Lev. 22,32 Und ihr sollt meinen heiligen Namen nicht entweihen, damit ich heilig gehalten werde unter den Israeliten; ich bin der Herr, der euch heiligt,
Gottes Name, Mosche am brennenden Dornbusch offenbart, war heilig und würde den Kindern Israel dienen, ihren Gott zu benennen und anzurufen in ihrer Not.
Ex. 3,15 Und Gott sprach weiter zu Mose: So sollst du zu den Israeliten sagen: «Jahwe, der Gott eurer Väter, der Gott Abrahams, der Gott Isaaks und der Gott Jakobs, hat mich zu euch gesandt.» Das ist mein Name ewiglich, und so will ich angerufen sein von Geschlecht zu Geschlecht.

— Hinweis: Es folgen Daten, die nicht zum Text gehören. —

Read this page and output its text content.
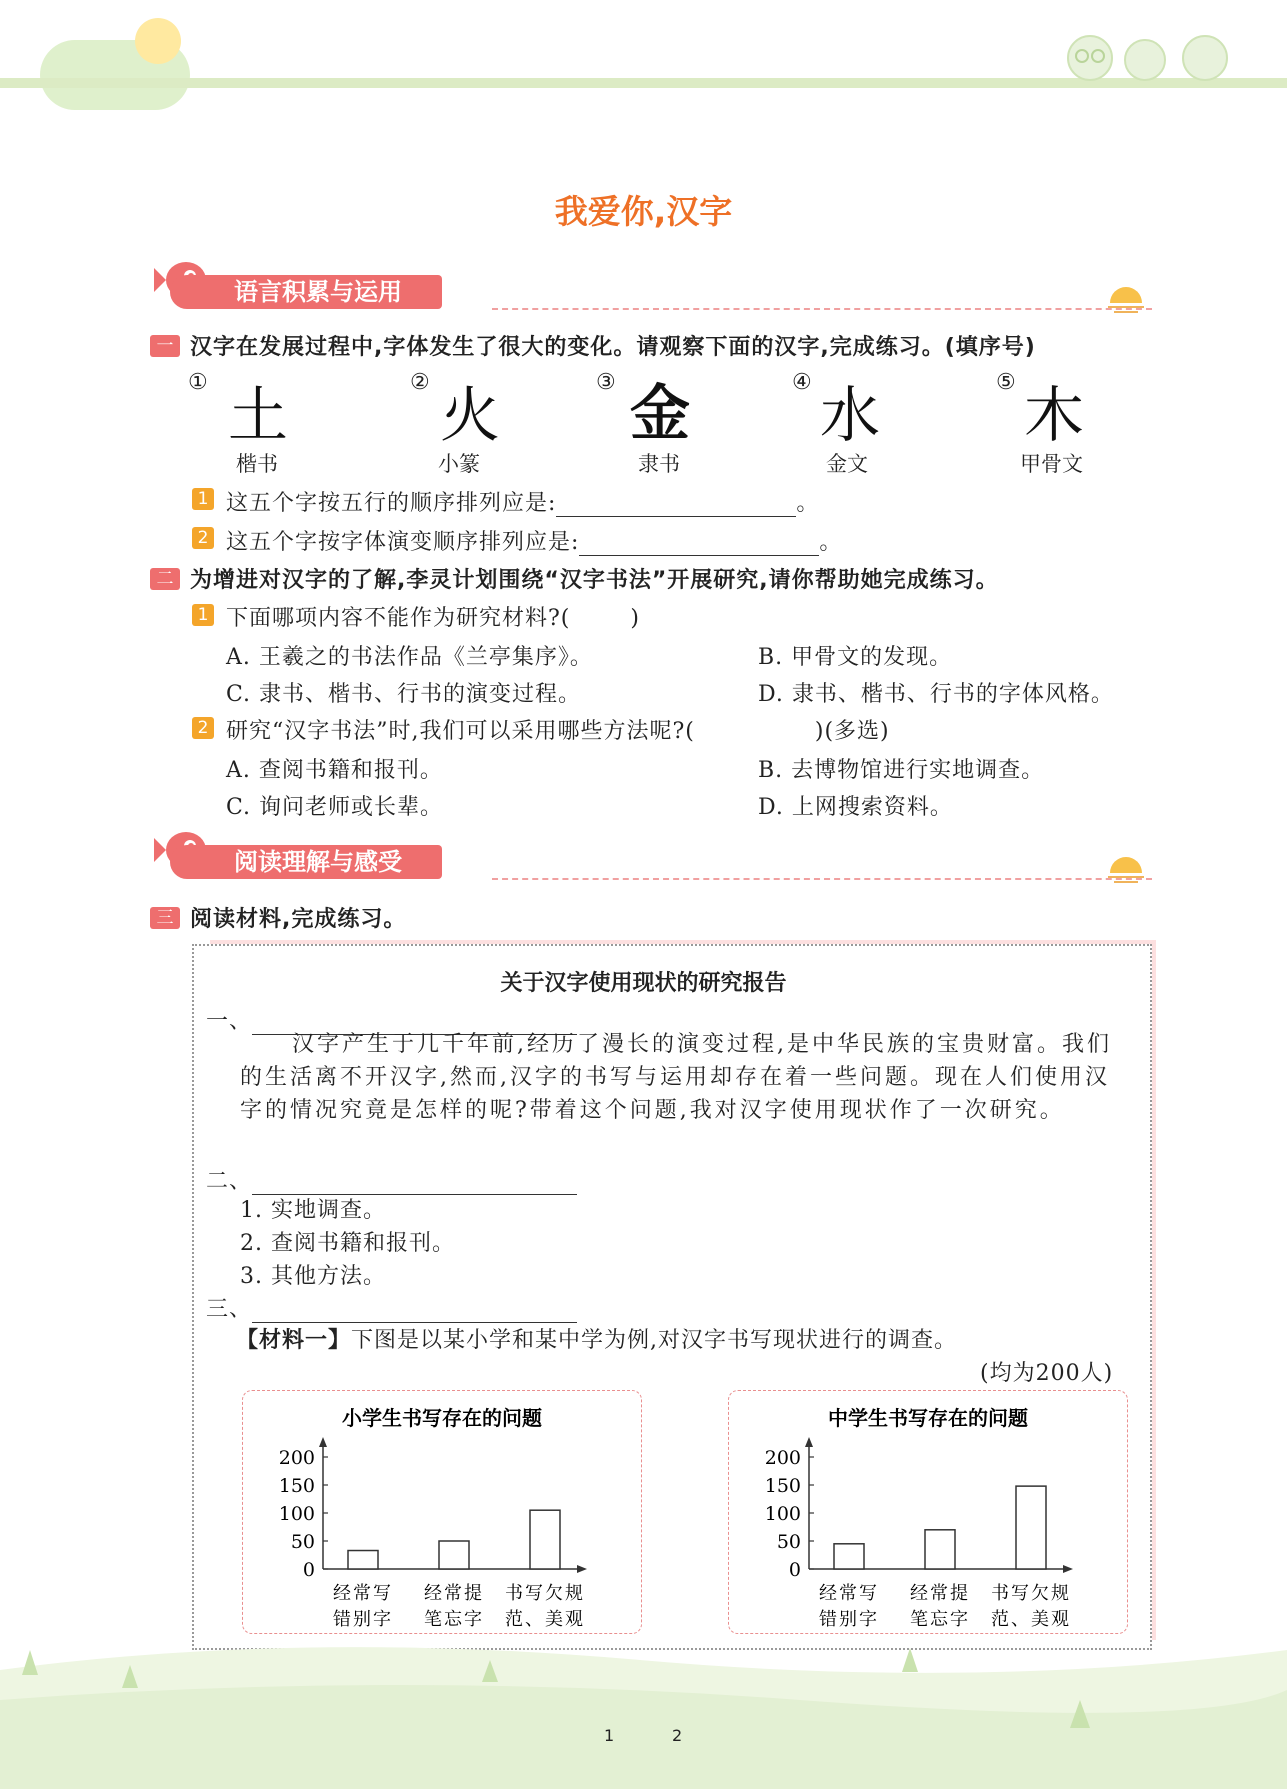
我爱你,汉字
语言积累与运用
一 汉字在发展过程中,字体发生了很大的变化。请观察下面的汉字,完成练习。(填序号)
① 土
楷书
② 火
小篆
③ 金
隶书
④ 水
金文
⑤ 木
甲骨文
1 这五个字按五行的顺序排列应是:	。
2 这五个字按字体演变顺序排列应是:	。
二 为增进对汉字的了解,李灵计划围绕“汉字书法”开展研究,请你帮助她完成练习。
1 下面哪项内容不能作为研究材料?(	)
A. 王羲之的书法作品《兰亭集序》。	B. 甲骨文的发现。
C. 隶书、楷书、行书的演变过程。	D. 隶书、楷书、行书的字体风格。
2 研究“汉字书法”时,我们可以采用哪些方法呢?(	)(多选)
A. 查阅书籍和报刊。	B. 去博物馆进行实地调查。
C. 询问老师或长辈。	D. 上网搜索资料。
阅读理解与感受
三 阅读材料,完成练习。
关于汉字使用现状的研究报告
一、
汉字产生于几千年前,经历了漫长的演变过程,是中华民族的宝贵财富。我们的生活离不开汉字,然而,汉字的书写与运用却存在着一些问题。现在人们使用汉字的情况究竟是怎样的呢?带着这个问题,我对汉字使用现状作了一次研究。
二、
1. 实地调查。
2. 查阅书籍和报刊。
3. 其他方法。
三、
【材料一】下图是以某小学和某中学为例,对汉字书写现状进行的调查。
(均为200人)
小学生书写存在的问题
200
150
100
50
0
经常写
错别字
经常提
笔忘字
书写欠规
范、美观
中学生书写存在的问题
200
150
100
50
0
经常写
错别字
经常提
笔忘字
书写欠规
范、美观
1	2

אֶהְיֶה אֲשֶׁר אֶהְיֶה eheje ascher eheje, ICH werde sein als der ICH da sein werde. So stellte Gott sich dem Mosche vor und diesen Namen trug Mosche weiter zu den Kindern Israel. Gott würde immer entsprechend ihrer Not für sie da sein; ER hat kein in Stein gemeißeltes Wesen. Und dieser Name würde in aller Welt bekannt werden, wozu selbst der Pharao beitragen würde:
Ex. 9,16 aber deswegen habe ich dich bestehen lassen, dass du meine Macht erfahrest und dass mein Name in aller Welt verkündet werde. 

Um dieses Namens willen würde Gott sich jetzt über SEIN Volk erbarmen. Gott selbst ist es, der ohne Blutvergießen das Volk reinwäscht von Sünden und Götzendienst. Und das sind keine „kleinen“ Sünden, denn sie fordern immer wieder den Eifer Gottes heraus, weil es neben IHM keinen anderen Gott geben kann.
Hes. 36,25 Dann werde ich euch mit reinem Wasser besprengen, dass ihr rein werdet; von all eurer Unreinheit und von all euren Götzen werde ich euch rein machen.
Gott geht noch einen Schritt weiter: Nicht nur Wasser dient IHM bei der Reinigung. ER gibt ein ganz neues Herz! Ein Herz aus Fleisch statt des Herzens aus Stein. ER gibt SEINEN Geist in das Innere SEINES Volkes. Und dieser Geist führt es hin zur Tora, zu Gottes „Gesetzen und Rechtsgeheißen“, nicht in ein nebulöses Scheinwissen von Gottes Wort.
Hes. 36,27  Meinen Geist gebe ich euch in das Innre, ich mache, daß ihr geht in meinen Gesetzen und meine Rechtsgeheiße wahret, sie tut.
Gott geht es um das TUN SEINES Wortes, weil darin Leben und Weisheit ist.
Gott rechnet damit, dass SEIN Volk durch diese unverdienten Gnadenerweise zur Einsicht kommt: Hes. 36,31 Dann gedenkt ihr eurer bösen Wege, eurer Geschäfte, die nicht gut gewesen sind, ekeln wird es euch vor euch selber um eure Verfehlungen, um eure Greuel. 32 Nicht um euretwillen tue ich, Erlauten ists von meinem Herrn, IHM, das sei euch kund! Errötet, schämt euch ob euren Wegen, Haus Jissraels!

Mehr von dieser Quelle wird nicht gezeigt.